Cuando se ponen en marcha las reformas estructurales de la economía en 1989 Pérez es una de las figuras más populares del país, Venezuela es reconocida como una de las democracias más asentadas en la región y el programa de cambios recibe el apoyo entusiasta de los gobiernos de los países desarrollados, de instituciones multilaterales y de la comunidad financiera internacional.
Pero a la vuelta de dos años -y es una de las paradojas que plantea Naím- Pérez se volvió uno de los presidentes más impopulares, su gobierno era ampliamente rechazado y las reformas navegaban en un escenario incierto. Todo, a pesar, de que la economía comenzó a crecer a “niveles impresionantes” a partir de 1990 y seguiría esa senda incluso en el terrible 1992, cuando se produjeron los dos intentos de golpe de Estado.
“Las reformas, sostiene Naím, estaban totalmente fuera de sintonía con las expectativas populares alimentadas durante décadas de intervenciones estatales generalizadas, subsidiadas por las exportaciones petroleras”. Las aparentes ventajas, sobre las que sostenía el ambicioso programa de cambios, probaron ser de escasa utilidad para encaminar a Venezuela hacia una marcada prosperidad.
Naím advertía hace ya 30 años sobre las generalizaciones “engañosas” para analizar la experiencia venezolana con las reformas. Las que argumentaban que fueron cambios demasiado drásticos, las que ponían la llaga en la excesiva dependencia de los mercados o las que culpaban a la agitación política o que se hizo poco o nada para que los beneficios de las reformas llegaran a las pobres y las clases medias.

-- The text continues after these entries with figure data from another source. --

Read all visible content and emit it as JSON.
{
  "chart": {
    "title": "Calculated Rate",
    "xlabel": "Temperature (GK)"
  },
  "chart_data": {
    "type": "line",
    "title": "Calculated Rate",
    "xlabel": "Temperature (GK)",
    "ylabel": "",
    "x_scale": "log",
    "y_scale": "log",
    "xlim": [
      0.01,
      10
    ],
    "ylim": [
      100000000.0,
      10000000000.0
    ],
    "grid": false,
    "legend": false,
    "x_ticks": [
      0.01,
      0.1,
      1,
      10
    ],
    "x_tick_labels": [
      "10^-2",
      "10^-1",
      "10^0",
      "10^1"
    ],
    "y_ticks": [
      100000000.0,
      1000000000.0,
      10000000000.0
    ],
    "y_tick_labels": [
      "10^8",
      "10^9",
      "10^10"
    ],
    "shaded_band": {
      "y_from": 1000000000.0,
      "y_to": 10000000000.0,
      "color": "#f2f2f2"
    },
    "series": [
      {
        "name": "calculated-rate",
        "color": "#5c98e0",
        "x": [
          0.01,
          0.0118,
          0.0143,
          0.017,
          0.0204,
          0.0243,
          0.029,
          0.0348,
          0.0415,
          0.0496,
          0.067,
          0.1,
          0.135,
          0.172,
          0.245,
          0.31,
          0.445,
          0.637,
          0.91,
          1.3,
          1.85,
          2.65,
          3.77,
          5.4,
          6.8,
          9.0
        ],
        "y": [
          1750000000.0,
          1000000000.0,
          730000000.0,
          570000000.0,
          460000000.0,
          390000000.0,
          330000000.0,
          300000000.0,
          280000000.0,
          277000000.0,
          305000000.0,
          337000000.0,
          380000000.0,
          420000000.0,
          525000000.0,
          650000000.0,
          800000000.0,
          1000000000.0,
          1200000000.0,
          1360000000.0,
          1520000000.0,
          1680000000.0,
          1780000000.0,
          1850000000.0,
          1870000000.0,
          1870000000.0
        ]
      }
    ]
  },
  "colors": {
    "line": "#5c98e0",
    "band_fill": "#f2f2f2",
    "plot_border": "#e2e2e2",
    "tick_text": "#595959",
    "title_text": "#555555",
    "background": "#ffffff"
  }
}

Sin olvidar factores locales y tendencias internacionales, Naím enfatiza en la debilidad estructural del Estado en los países en desarrollo para acometer cambios de semejante calado. No deja de lado tampoco la propia configuración del gabinete responsable de la ejecución de las reformas para el que fue reclutado como parte del equipo de tecnócratas. Un grupo respetado académica y profesionalmente pero inexperto políticamente y sin vínculos con el partido de gobierno. La designación de ese equipo fue, asienta, una “abrupta partida”, reñida con la práctica habitual de los gobiernos.
Ese equipo de profesionales debió además compartir el gobierno con otros ministros que a decir de Naím tenían visiones “diametralmente opuestas” y que fueron muy efectivos para enlentecer el proceso, distorsionar algunos aspectos de su implementación y contribuir al clima adverso que rodeaba la ejecución de los cambios. “El gabinete, concluye, fue detrás del Congreso una de las fuentes más importantes para distorsionar y retrasar la ejecución de las reformas”.
Un Congreso en el que, además, en la fracción de su partido eran minoría los aliados del presidente, dominada por las tendencias internas que había derrotado en las elecciones para la candidatura presidencial.
El periodista Ricardo Escalante, profundo conocedor de la vida interna de Acción Democrática, de sus líderes, de sus simpatías y sus enconos, advierte que Pérez incurrió en omisiones que luego tuvieron un peso determinante en la ejecución política. “Desestimó a sus enemigos alfaro-lusinchistas y tenía un sentido desmedido de su capacidad de seducción cuando expusiera sus razones, y fueron equivocaciones costosas”, anota.
Y recuerda los procesos para escoger en el seno de AD a quienes postularían para la Fiscalía General de la República -para la que resultó designado Ramón Escovar Salom, que sería una figura clave en la puntada final- y para la presidencia del Senado, a la que aspiraba David Morales Bello, el jefe de su exitosa campaña electoral.
El centenario de Pérez convoca a la conversación y el debate. Hombre de aciertos y errores –“como todo líder importante”, dice Felipe González-, de coraje probado, apertura de ideas y de una generosidad hasta suicida, fue una figura singular de la democracia venezolana, tan imperfecta como añorada. Cuando el país se reconstruya, ojalá haya el ánimo, la entereza y la cohesión para un viraje de fondo.